What else might she be able to do with opportunity and the right motivation?
Clearly someone deeply trained via immersion could not easily learn to harness their zeta powers, but what might an established Zeta do if introduced to immersion entrainment? The physiological and neurological changes that had already taken place within Minerva excited him. He needed only to convince her that immersion could open doorways before her that were unimaginable to her now.
He shook his head. Fairies. Minerva Mause had no idea of her true potential. He was determined to find a way to open her eyes to it.
He powered off the monitor, preferring a black screen to their increasing intimacy.
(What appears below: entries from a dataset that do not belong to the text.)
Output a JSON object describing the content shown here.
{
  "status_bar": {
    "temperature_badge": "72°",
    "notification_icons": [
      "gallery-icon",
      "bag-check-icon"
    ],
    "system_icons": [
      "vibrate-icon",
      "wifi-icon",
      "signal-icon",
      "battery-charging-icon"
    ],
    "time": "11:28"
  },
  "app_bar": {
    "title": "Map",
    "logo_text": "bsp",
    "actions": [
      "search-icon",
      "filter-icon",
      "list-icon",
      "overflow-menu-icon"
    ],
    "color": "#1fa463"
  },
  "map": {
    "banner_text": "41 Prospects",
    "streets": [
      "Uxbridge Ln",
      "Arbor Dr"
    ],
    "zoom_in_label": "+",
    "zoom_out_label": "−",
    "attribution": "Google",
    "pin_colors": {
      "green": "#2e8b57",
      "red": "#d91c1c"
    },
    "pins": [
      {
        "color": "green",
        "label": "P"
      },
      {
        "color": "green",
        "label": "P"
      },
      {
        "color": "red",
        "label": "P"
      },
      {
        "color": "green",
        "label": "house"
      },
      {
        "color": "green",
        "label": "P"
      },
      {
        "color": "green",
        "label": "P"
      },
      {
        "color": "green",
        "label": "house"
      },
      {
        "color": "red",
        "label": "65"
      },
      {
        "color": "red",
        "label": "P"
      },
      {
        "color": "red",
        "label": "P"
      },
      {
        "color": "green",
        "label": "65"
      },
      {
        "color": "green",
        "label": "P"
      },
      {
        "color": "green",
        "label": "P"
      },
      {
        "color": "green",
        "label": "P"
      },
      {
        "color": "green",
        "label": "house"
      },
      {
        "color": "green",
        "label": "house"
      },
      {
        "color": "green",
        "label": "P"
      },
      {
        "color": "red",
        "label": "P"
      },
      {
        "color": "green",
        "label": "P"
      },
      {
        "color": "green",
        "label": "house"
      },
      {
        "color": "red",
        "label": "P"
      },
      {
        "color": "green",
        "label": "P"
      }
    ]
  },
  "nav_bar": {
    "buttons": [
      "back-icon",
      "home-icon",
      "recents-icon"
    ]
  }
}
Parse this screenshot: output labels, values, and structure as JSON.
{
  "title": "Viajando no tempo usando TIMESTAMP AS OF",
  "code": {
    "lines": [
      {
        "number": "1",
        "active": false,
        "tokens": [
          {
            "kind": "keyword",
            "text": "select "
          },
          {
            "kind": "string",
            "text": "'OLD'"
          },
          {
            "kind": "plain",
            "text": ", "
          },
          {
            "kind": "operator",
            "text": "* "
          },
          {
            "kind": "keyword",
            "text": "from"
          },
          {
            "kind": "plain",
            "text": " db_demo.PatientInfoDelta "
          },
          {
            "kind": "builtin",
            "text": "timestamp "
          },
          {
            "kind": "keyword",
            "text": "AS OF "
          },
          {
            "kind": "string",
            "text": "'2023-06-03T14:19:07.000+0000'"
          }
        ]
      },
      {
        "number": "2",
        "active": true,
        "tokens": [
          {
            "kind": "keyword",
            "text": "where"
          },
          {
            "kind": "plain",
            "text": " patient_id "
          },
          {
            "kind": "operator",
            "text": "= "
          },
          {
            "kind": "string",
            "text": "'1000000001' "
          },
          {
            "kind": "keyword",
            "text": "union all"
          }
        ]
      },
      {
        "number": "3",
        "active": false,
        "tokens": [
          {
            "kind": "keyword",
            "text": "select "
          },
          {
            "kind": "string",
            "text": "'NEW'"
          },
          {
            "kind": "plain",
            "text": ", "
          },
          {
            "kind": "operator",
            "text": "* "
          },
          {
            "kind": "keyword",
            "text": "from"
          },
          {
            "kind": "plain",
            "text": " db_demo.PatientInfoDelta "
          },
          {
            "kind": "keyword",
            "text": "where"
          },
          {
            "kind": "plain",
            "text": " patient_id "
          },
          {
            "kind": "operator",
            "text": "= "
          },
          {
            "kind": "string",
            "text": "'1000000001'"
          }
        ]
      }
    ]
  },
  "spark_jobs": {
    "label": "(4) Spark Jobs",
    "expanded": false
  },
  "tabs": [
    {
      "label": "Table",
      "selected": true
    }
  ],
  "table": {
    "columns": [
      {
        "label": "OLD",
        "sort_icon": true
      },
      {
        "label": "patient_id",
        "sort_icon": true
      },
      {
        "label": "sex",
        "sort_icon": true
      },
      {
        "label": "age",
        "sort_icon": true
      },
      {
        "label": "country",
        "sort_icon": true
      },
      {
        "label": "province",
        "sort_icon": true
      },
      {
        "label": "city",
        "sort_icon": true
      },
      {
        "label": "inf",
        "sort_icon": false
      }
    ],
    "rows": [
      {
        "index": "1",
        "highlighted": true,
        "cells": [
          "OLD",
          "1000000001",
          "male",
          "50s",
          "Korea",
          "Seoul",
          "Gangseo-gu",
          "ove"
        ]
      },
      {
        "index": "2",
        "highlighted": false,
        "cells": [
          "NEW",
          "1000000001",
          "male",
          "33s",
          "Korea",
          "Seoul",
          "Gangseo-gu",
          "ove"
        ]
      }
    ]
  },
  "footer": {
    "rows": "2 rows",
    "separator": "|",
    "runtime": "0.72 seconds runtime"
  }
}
He was angered with himself for having to soothe burgeoning feelings that should not exist.
Chapter 13
Councils of War
In the days since Kabul, the Zetas staged equally impressive displays in the ISIS stronghold of Raqqa, in Ukraine, and among the drug cartels in Ciudad Juárez (for all the latter’s melting into the trees, they couldn’t help themselves, and between the continued violence and drugs, the Zetas were compelled to take action). Every demonstration of their abilities seemed to make Roman Bluth and his cohorts dig their heels in deeper and deeper. This was beyond Margaret Ellis’s comprehension. What could the senator hope to accomplish given the circumstances? Did he really expect that he’d be able to make political hay out of the situation with the Zetas, win a presidential election, and then magically control them?